Why do we send our kids to school? Do you ever think about that?
Do we send them to get them out of the house and out of our hair?
Do we send them because everyone else does, and because, generally, we think school is a good thing?
I ask these questions because if we don't understand what we hope to accomplish by sending our kids to school, I don't know how we structure the best education for them. I rather think that, in the Philippines, the top educators don't think much about why kids are in school. They are too busy administering the standard curricula, getting text books, making rules, building classrooms and hiring teachers.

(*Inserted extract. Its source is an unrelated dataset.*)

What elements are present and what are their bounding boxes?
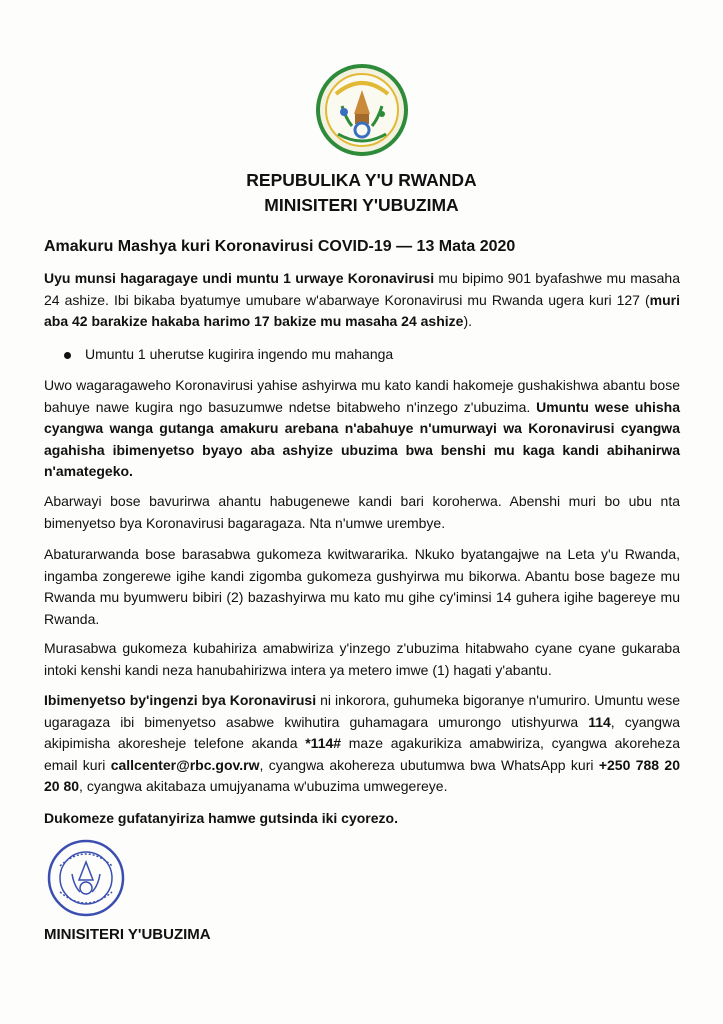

They see solutions only in a bigger budget. Not in reconfiguring education to improve what students learn, and to give kids the opportunity to be the best they can be.
It seems to me that there are four benefits kids get out of school:
- Knowledge: History and science give us a perspective on our world. It is generalized information that can be put to good use in understanding why it is important to trek down to the polling place to vote or wash our hands before eating.
- Skills: Mathematics for most people represents a skill. How to add up the cost of the shopping list or calculate the risks of investing in this or that. Welding is a skill. Science is knowledge.
- Discipline: Will we follow the rules or not? Do we have the routines in place to achieve a goal, like passing an exam or getting a paper written well and on time? Or later on, being self-motivated and productive on the job.
- Socialization: Will we engage other people directly, or manipulate the situation to favor us, or beat the shit out of someone who we perceive has slighted us? Do we have the confidence and aptitude to compete for success?
Now the level of emphasis given to some of these areas ought to vary depending on the "Development Platform". In the youngest years, all kids should receive the same fundamentals, with emphasis on discipline (good study habits) and socialization (how to find harmony in process and happiness through achievement). Later, the Platform might change as a child's "interests and aptitudes" become clearer. The curricula should adjust according to what the goal is.
The two basic Development Platforms are:
- College track, or, in primary school, getting the discipline and knowledge needed to succeed in the next step of education.
- Trade track, or getting skills, discipline and knowledge in place to perform tasks for an employer who values individual productivion.
If we reflect on how to develop kids, we can observe that the Philippine public education system from kindergarten through high school has some profound flaws. These are flaws apart from the shortage of classrooms and teachers. They are correctable. Let me recite a few that I think have profound effect.
- Knowledge that is irrelevant. Take the table of elements. How relevant is it to know the symbol for Silver is Au and why it is isn't Sl. And what element number it is? Why should hours of a student's time be spent memorizing the table versus five minutes spent understanding how to Wiki the table and 10 minutes grasping what it is used for? The point here is that this is not the 1950's and knowledge about how to get information is more important than the information itself. How do you teach the internet if your classroom has no computer? How do students compete with students around the world who DO learn computers? The Philippine teaching method is 1950's. Today is 2011.
- Skills that aren't. It does no good to try to teach a person who thrives on manual productivity how to calculate cosines. It does no good to try to teach an aspiring oceanographer how to paint or kick a soccer ball. It does a lot of good to test a student for aptitude and put him in a program that fits. One curriculum does not fit all.
- Discipline that is not. How can it be that so many kids graduate and go on to adopt the corrupt morality of favoritism that undermines Philippine well-being and productivity? The kids are taught to obey, follow the rules and learn by rote, but somehow way too many emerge to cheat, to connive, to take the easy way. Now a part of this is the social framework into which they are thrown, favor based rather than capability based. But a part is that they are not taught to aspire, to compete, to brainstorm and organize solutions, or to cherish the pride that comes with adhering to upstanding principles.
- Socialization that fails. The one mystery to my western mindset is why Filipinos are unkind to each other, lacking in basic consideration and courtesy. The nation seems to situationally sort people into powerful and powerless and it is considered acceptable for the powerful to trample on the powerless. Blaming, excuse making and knocking down successful people and practices are common reactions from the powerless. This is NOT an upward bound social framework. I believe Kids should be taught elements of character. Kindness, thoughtfulness, personal ethics. Ambition that is exercised honorably. Independent thought. I believe a caring, aspiring culture is a productive culture. It is a rich culture. Introspection is important. Denial is counterproductive.
I'd recommend the Department of Education rethink why kids are in school. And get out of the 1950's.